If fentanyl spreads further in the American cocaine supply, it could put more people at risk for overdoses. It could also reach further into populations that, until now, have been less affected by the epidemic of opioid addiction and death in the U.S. Since 2002, African Americans have been less likely than whites to die of drug overdoses, although their overdose death rates climbed quickly between 2015 and 2016. Black Americans are hit especially hard by fentanyl-cocaine mixes, as BuzzFeed found. They’re more likely to die of this combination than any other racial group in the U.S.

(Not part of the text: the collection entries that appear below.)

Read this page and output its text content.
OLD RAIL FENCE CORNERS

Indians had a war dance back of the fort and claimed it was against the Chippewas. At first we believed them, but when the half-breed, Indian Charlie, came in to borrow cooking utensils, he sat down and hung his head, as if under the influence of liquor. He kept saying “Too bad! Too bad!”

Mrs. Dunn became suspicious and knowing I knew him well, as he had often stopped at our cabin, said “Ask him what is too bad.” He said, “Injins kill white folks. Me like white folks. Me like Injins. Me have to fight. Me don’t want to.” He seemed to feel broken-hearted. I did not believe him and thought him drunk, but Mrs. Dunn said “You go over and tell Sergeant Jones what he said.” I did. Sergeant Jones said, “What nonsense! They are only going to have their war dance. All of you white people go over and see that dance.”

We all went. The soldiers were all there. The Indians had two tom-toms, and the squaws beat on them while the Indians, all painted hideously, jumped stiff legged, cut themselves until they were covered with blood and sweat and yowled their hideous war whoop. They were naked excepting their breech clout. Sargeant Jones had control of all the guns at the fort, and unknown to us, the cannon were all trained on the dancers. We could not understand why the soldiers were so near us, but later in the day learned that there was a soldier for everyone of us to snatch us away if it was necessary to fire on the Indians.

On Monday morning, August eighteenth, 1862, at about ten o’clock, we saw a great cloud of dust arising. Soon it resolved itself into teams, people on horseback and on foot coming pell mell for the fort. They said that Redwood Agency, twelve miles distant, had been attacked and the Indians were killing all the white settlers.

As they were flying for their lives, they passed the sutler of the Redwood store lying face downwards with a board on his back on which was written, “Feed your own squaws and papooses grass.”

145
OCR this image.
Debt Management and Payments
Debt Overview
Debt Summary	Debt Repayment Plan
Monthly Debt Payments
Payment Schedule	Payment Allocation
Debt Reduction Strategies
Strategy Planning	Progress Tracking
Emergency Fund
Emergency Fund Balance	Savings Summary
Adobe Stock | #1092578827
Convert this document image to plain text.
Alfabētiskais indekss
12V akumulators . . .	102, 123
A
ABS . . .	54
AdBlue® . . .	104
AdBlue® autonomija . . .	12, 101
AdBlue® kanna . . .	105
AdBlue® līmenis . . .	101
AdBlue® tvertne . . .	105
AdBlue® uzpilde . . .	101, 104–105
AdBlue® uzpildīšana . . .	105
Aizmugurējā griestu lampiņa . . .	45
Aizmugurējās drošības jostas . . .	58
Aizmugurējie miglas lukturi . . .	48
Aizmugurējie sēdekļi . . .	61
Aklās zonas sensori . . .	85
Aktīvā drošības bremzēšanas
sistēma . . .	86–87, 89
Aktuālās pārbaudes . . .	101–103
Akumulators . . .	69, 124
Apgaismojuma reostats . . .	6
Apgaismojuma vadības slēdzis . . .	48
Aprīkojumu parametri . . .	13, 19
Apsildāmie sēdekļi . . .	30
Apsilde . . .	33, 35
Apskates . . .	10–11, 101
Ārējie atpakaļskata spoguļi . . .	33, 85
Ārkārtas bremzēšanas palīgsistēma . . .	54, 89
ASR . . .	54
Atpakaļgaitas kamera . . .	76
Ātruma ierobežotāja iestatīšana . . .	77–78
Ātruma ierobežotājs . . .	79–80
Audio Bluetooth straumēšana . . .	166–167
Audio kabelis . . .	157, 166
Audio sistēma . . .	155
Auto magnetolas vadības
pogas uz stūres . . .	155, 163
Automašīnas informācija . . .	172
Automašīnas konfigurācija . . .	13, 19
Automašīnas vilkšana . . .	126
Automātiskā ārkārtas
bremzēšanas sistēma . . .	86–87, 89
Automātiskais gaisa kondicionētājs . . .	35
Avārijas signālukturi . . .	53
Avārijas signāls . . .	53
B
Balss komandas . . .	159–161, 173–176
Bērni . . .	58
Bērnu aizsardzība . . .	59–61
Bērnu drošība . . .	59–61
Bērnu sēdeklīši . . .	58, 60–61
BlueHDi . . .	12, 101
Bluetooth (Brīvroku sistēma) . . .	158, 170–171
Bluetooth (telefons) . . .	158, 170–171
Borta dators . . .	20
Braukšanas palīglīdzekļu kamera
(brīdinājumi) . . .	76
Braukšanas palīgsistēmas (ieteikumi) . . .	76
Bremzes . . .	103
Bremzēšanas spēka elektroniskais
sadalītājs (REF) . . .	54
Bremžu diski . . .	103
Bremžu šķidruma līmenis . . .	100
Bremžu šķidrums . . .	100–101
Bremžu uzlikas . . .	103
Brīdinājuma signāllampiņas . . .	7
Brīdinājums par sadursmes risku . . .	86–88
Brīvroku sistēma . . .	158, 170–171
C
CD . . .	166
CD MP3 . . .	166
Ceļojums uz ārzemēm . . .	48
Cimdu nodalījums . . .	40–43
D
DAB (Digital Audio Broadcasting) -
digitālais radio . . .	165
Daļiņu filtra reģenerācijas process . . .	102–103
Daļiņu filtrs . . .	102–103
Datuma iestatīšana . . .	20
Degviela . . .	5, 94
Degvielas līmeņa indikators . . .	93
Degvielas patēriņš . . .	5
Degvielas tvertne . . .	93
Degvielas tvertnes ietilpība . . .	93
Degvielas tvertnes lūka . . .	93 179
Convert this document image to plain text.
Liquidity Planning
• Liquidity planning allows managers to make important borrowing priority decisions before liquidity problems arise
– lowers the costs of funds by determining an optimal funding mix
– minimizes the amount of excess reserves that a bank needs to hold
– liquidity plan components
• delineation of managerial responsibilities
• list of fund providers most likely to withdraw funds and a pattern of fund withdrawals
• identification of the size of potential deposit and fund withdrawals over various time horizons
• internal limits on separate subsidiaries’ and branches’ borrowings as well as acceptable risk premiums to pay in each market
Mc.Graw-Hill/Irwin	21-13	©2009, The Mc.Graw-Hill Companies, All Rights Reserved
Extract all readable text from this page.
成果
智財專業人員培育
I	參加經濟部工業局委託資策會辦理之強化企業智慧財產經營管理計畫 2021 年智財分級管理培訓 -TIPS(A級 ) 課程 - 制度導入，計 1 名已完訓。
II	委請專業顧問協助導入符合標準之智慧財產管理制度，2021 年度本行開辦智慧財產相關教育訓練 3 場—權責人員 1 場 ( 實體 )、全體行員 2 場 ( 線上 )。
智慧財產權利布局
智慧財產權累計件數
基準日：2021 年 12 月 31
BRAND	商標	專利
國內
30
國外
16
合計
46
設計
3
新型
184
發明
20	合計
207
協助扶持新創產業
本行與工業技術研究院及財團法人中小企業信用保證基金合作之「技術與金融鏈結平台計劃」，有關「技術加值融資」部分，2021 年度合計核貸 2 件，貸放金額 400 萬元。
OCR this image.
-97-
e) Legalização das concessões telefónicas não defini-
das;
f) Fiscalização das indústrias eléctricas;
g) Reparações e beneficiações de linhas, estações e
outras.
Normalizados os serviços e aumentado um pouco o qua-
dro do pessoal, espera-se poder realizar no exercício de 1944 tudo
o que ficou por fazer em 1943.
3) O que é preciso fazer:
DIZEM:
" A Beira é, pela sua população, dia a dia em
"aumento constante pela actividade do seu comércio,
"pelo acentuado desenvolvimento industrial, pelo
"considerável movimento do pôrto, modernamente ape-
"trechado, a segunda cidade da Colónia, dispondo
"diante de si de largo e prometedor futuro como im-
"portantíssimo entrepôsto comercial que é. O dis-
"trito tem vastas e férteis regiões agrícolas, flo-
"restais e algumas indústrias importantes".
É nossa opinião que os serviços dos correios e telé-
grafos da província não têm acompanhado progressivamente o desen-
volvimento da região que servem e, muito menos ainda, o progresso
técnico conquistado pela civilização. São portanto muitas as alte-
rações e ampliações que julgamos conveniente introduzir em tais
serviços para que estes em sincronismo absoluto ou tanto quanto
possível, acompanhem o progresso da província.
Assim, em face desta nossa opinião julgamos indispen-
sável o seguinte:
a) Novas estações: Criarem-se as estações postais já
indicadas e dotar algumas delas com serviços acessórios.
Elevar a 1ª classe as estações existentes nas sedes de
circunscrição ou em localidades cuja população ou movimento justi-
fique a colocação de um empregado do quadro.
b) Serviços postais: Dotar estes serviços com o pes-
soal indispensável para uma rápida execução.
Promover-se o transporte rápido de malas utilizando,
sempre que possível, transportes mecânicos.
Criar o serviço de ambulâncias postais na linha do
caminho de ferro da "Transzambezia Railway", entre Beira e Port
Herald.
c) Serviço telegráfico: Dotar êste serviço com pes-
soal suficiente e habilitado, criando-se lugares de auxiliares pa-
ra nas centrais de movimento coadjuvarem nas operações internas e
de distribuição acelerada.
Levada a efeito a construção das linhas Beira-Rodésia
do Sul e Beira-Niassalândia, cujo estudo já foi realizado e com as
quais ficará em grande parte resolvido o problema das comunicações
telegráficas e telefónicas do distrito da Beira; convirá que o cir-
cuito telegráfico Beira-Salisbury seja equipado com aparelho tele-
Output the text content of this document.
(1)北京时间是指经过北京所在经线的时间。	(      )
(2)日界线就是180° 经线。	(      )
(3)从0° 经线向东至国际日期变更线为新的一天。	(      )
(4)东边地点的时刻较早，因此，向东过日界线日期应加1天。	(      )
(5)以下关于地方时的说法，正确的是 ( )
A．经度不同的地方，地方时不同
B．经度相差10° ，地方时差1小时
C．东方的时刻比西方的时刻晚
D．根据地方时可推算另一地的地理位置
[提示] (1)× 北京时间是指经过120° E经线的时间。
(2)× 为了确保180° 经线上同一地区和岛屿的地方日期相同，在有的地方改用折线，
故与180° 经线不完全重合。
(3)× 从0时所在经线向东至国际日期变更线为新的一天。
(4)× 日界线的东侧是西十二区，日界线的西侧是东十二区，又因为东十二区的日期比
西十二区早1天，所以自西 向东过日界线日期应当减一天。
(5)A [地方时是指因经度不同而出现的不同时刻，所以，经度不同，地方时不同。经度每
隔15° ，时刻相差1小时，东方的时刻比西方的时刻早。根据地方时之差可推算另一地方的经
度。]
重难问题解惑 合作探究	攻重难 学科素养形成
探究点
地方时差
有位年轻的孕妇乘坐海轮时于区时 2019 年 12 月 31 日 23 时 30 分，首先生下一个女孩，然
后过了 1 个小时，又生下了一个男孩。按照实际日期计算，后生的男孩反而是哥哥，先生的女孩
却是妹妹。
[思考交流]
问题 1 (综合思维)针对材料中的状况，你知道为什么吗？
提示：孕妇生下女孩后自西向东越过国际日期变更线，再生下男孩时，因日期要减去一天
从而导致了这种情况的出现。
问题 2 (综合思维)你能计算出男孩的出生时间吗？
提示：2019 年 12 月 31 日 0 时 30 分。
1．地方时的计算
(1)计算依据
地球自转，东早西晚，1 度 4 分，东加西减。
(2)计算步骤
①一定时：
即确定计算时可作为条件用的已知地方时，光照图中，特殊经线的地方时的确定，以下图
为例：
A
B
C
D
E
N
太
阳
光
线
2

So far, however, some measures of addiction to cocaine don’t seem to have gone up. Government estimates for how many Americans are regular users of cocaine have remained steady over the past 10 years, at less than 1 percent of the population. The proportion of people who get treated for cocaine addiction at publicly funded centers has fallen a little every year between 2006 and 2015, the latest available data. Yet some experts worry that, based on the numbers about cocaine production and overdoses, a surge of cocaine addiction may still come.
“What we do see right now a lot of evidence of stimulants coming back,” says Kevin Sabet, director of the Drug Policy Institute at the University of Florida. Stimulants are a class of drugs that include cocaine and methamphetamine. “Now to what extent they’ll come back” remains to be seen, he says.